依存するライブラリが不慣れな場合、VS Codeの補完が受けられないのがやややりづらいです (※Copilotは元気よく提案してきます)
# /// script # dependencies = [ # "requests<3", # "rich", # ] # /// import requests from rich.pretty import pprint
importしたモジュールに黄色い線が引かれており、(requestsは該当しませんが)pprintは型がAnyとなっていて、いい感じの補完が受けられません。
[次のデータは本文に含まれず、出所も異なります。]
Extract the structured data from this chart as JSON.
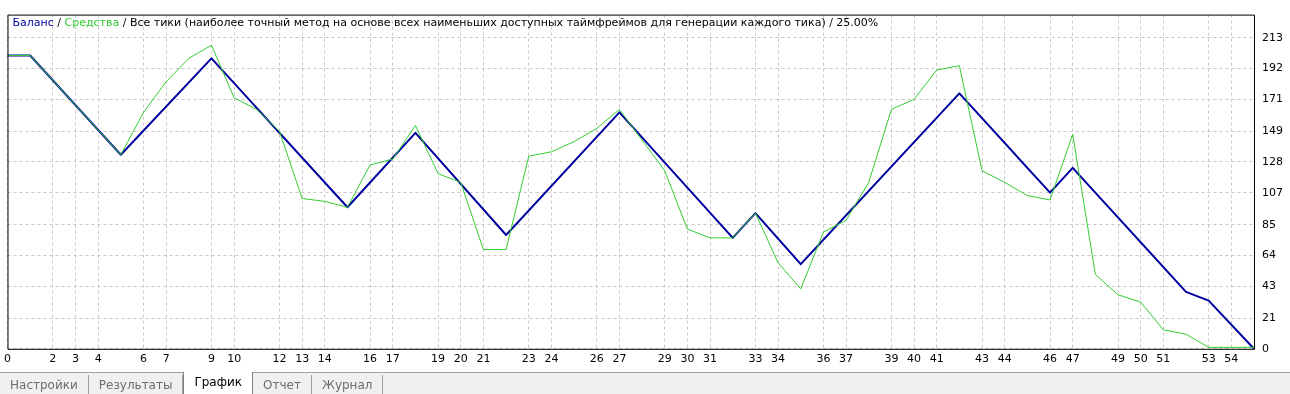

PythonとVS Codeの知識をつなぎ合わせて、この状態を解決していきます!
解決案:pipxが管理する仮想環境をSelect Interpreterする
(macOSにbrewでインストールしたpipxを使っています1)
% pipx --version 1.5.0
PYTHONINSPECT
環境変数を指定して上記スクリプトを実行し、対話モードに入ります。
% PYTHONINSPECT=1 pipx run ./script.py >>>
sys.executable
を確認します。
https://docs.python.org/ja/3/library/sys.html#sys.executable
>>> import sys >>> sys.executable '/.../.local/pipx/.cache/2cdf4afd53bcfd9/bin/python'
これを控えたら対話モードは抜けます。
次はVS Codeの設定です。
https://code.visualstudio.com/docs/python/environments#_select-and-activate-an-environment
- コマンドパレット(
⇧⌘P
)2にて、「Python: Select Interpreter」 - 「Enter interpreter path...」を選び、
sys.executable
の値を入力
(VS Codeのドキュメントは英語ではありますが、画像付きで操作が分かりやすいです)
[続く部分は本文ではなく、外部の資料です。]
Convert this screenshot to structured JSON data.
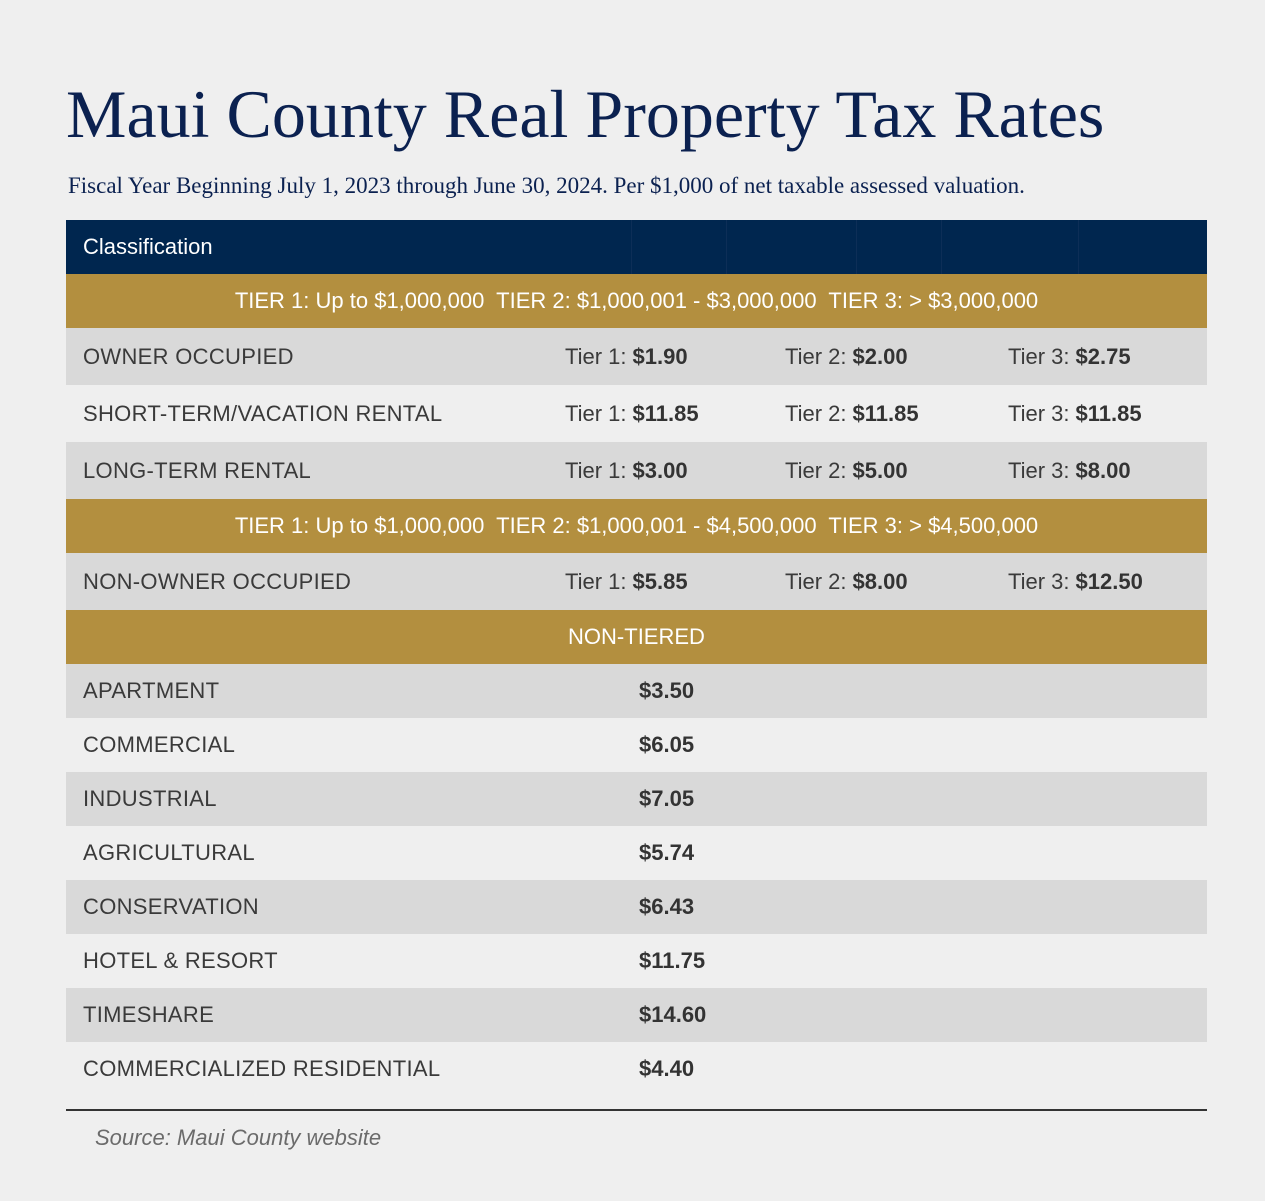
{
  "title": "Maui County Real Property Tax Rates",
  "subtitle": "Fiscal Year Beginning July 1, 2023 through June 30, 2024. Per $1,000 of net taxable assessed valuation.",
  "table": {
    "header": "Classification",
    "band1": "TIER 1: Up to $1,000,000  TIER 2: $1,000,001 - $3,000,000  TIER 3: > $3,000,000",
    "tiered_group1": [
      {
        "label": "OWNER OCCUPIED",
        "tier1_prefix": "Tier 1:",
        "tier1": "$1.90",
        "tier2_prefix": "Tier 2:",
        "tier2": "$2.00",
        "tier3_prefix": "Tier 3:",
        "tier3": "$2.75"
      },
      {
        "label": "SHORT-TERM/VACATION RENTAL",
        "tier1_prefix": "Tier 1:",
        "tier1": "$11.85",
        "tier2_prefix": "Tier 2:",
        "tier2": "$11.85",
        "tier3_prefix": "Tier 3:",
        "tier3": "$11.85"
      },
      {
        "label": "LONG-TERM RENTAL",
        "tier1_prefix": "Tier 1:",
        "tier1": "$3.00",
        "tier2_prefix": "Tier 2:",
        "tier2": "$5.00",
        "tier3_prefix": "Tier 3:",
        "tier3": "$8.00"
      }
    ],
    "band2": "TIER 1: Up to $1,000,000  TIER 2: $1,000,001 - $4,500,000  TIER 3: > $4,500,000",
    "tiered_group2": [
      {
        "label": "NON-OWNER OCCUPIED",
        "tier1_prefix": "Tier 1:",
        "tier1": "$5.85",
        "tier2_prefix": "Tier 2:",
        "tier2": "$8.00",
        "tier3_prefix": "Tier 3:",
        "tier3": "$12.50"
      }
    ],
    "band3": "NON-TIERED",
    "non_tiered": [
      {
        "label": "APARTMENT",
        "rate": "$3.50"
      },
      {
        "label": "COMMERCIAL",
        "rate": "$6.05"
      },
      {
        "label": "INDUSTRIAL",
        "rate": "$7.05"
      },
      {
        "label": "AGRICULTURAL",
        "rate": "$5.74"
      },
      {
        "label": "CONSERVATION",
        "rate": "$6.43"
      },
      {
        "label": "HOTEL & RESORT",
        "rate": "$11.75"
      },
      {
        "label": "TIMESHARE",
        "rate": "$14.60"
      },
      {
        "label": "COMMERCIALIZED RESIDENTIAL",
        "rate": "$4.40"
      }
    ]
  },
  "source": "Source: Maui County website",
  "colors": {
    "navy": "#00264f",
    "gold": "#b38f3f",
    "row_shade": "#d9d9d9",
    "row_light": "#efefef"
  }
}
これでpipxが管理する仮想環境に入っているライブラリがVS Codeに認識され、補完が受けられます!
見てください、pprintに色がついてます3!関数の定義も見られますよ🙌
なお、sys.executable
のPythonについて-m pip list
とすると、pipxが仮想環境で管理してくれているライブラリが一覧できます。
手順まとめ
- スクリプトにdependenciesをコメントで書く
- 1のスクリプトを
PYTHONINSPECT
環境変数を指定の上、pipx run
で実行 - 対話モードで
sys.executable
を確認 - 3で確認したPythonインタプリタのパスをVS Codeの「Select Interpreter」で指定
終わりに
pipx run
に寄せていく中で直面した、スクリプトを書いている最中にVS Codeの補完を十分に受けられないという課題を解決しました。
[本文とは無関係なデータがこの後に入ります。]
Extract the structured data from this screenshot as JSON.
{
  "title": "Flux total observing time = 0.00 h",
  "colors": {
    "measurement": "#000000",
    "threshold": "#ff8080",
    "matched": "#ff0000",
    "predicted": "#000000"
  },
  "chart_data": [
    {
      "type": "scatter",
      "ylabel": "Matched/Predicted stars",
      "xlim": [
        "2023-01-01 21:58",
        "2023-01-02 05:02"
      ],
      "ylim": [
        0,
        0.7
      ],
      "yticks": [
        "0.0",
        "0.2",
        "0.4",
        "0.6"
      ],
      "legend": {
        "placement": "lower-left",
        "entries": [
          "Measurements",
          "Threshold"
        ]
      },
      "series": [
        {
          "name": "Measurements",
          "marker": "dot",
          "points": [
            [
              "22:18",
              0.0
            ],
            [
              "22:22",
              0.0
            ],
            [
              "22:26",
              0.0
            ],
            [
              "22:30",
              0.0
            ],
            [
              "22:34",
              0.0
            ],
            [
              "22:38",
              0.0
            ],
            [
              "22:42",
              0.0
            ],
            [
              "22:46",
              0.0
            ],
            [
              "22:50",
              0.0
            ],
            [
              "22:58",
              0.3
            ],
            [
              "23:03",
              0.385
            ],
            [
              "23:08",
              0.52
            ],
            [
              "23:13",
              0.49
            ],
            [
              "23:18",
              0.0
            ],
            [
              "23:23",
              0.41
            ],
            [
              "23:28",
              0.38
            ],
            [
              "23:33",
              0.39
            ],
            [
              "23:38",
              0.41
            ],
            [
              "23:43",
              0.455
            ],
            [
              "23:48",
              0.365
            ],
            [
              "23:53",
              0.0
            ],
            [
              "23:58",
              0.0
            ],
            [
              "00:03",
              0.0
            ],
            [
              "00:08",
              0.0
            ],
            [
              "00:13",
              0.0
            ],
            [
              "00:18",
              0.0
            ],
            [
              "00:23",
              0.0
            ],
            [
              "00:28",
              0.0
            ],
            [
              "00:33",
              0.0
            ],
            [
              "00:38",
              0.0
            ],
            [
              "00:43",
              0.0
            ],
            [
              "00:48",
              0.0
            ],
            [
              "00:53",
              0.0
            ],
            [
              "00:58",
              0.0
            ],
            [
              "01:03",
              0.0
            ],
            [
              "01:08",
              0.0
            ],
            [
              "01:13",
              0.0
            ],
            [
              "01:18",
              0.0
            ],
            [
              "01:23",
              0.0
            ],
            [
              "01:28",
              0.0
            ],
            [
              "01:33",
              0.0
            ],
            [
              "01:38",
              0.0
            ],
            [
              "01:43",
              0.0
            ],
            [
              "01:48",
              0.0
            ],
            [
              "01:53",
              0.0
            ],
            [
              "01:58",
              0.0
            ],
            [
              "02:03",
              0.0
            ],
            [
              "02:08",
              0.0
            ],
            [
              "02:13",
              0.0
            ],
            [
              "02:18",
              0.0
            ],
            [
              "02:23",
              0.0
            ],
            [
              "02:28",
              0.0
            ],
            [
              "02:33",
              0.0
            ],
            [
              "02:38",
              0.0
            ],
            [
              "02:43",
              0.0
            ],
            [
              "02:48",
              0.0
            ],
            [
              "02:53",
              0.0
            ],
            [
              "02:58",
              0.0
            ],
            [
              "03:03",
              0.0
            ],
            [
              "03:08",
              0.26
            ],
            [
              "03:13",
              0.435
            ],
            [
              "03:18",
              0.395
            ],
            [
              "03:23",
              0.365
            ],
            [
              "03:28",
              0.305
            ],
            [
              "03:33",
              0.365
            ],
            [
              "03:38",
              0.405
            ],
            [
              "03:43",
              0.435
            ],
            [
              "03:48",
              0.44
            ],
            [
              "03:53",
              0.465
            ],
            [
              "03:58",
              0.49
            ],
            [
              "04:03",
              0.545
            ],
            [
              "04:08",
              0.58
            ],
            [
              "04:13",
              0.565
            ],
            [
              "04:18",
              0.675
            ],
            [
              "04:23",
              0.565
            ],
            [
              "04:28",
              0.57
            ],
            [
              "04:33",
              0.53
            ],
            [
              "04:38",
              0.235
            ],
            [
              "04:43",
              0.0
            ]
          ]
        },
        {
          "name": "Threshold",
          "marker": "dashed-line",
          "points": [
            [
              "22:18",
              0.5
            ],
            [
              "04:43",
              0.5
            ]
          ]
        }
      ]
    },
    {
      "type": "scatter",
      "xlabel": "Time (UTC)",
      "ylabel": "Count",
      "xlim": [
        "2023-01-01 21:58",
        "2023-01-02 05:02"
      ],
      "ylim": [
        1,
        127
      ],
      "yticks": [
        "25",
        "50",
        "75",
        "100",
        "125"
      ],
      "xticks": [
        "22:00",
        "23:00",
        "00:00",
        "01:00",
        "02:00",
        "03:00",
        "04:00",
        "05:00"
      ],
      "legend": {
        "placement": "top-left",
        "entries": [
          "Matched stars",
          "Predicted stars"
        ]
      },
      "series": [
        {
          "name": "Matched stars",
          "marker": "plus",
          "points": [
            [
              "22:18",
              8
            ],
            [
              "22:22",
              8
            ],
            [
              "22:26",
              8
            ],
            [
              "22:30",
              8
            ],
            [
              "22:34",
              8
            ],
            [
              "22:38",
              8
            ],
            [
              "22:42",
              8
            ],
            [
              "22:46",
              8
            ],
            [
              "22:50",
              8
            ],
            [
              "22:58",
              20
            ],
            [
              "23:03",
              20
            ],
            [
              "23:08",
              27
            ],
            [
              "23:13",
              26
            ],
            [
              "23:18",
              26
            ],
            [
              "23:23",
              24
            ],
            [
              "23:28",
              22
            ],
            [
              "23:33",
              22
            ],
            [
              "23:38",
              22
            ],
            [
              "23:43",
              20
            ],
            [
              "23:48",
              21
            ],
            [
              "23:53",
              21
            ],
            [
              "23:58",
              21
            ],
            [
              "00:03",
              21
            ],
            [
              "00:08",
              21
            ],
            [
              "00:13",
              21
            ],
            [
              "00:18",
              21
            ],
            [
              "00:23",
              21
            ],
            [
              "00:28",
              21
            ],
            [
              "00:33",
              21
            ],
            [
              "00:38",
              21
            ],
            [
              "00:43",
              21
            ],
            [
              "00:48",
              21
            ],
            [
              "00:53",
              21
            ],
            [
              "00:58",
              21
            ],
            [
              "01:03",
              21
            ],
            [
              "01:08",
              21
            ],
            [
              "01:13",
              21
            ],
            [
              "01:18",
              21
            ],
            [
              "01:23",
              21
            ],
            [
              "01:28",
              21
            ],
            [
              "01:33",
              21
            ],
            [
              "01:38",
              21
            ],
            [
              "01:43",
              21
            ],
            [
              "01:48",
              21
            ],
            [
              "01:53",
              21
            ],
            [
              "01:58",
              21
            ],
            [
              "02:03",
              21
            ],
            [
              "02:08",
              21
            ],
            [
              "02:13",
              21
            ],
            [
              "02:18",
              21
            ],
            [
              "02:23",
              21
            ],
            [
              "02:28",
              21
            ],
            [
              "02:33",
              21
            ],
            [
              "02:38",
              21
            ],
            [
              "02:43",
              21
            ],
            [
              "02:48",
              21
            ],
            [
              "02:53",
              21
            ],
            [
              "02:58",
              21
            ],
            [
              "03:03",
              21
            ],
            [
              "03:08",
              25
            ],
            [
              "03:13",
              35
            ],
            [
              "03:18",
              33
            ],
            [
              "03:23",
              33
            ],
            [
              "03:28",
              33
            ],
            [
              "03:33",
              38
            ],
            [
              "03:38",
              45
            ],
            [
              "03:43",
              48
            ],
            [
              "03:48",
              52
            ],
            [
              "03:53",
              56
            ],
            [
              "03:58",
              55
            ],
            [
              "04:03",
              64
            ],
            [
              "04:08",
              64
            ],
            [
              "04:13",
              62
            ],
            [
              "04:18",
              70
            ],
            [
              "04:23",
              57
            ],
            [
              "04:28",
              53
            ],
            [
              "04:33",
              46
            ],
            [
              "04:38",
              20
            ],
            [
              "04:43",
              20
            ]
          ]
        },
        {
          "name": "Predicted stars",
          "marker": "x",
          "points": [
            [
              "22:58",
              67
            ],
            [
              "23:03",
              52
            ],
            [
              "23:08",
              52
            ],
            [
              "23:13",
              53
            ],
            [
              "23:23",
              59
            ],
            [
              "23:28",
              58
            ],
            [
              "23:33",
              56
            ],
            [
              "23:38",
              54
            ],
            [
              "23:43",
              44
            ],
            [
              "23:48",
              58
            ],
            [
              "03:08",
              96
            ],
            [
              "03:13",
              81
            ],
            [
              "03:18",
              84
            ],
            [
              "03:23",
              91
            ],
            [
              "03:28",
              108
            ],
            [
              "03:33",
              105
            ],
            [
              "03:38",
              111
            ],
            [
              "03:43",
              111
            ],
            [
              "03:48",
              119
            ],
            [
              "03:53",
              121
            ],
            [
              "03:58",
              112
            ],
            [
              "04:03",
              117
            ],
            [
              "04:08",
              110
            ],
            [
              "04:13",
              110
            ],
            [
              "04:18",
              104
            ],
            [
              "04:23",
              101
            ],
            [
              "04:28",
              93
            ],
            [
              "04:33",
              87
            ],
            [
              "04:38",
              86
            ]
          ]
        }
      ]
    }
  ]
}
Pythonの知識とVS Codeの知識を組み合わせていったら解決に至れました。
この解決案は簡単ではないので、簡単にする方法は考えてみたいですね。
全人類よ、Pythonスクリプトの実行にはpipxを使うのです!
コメントとして依存を書くだけで仮想環境の管理から解き放たれ、とっても楽ですよ〜
この記事の元ネタ
pipx runで実行するスクリプトを書く時に、VS Codeの補完を受ける方法を模索。
— nikkie / にっきー (@ftnext) 2024年4月29日
dependenciesを挙げた後、PYTHONINSPECT環境変数指定で仮想環境に入り、sys.executableを確認してVS Codeの「Select Interpreter」に指定(右下赤い箇所)。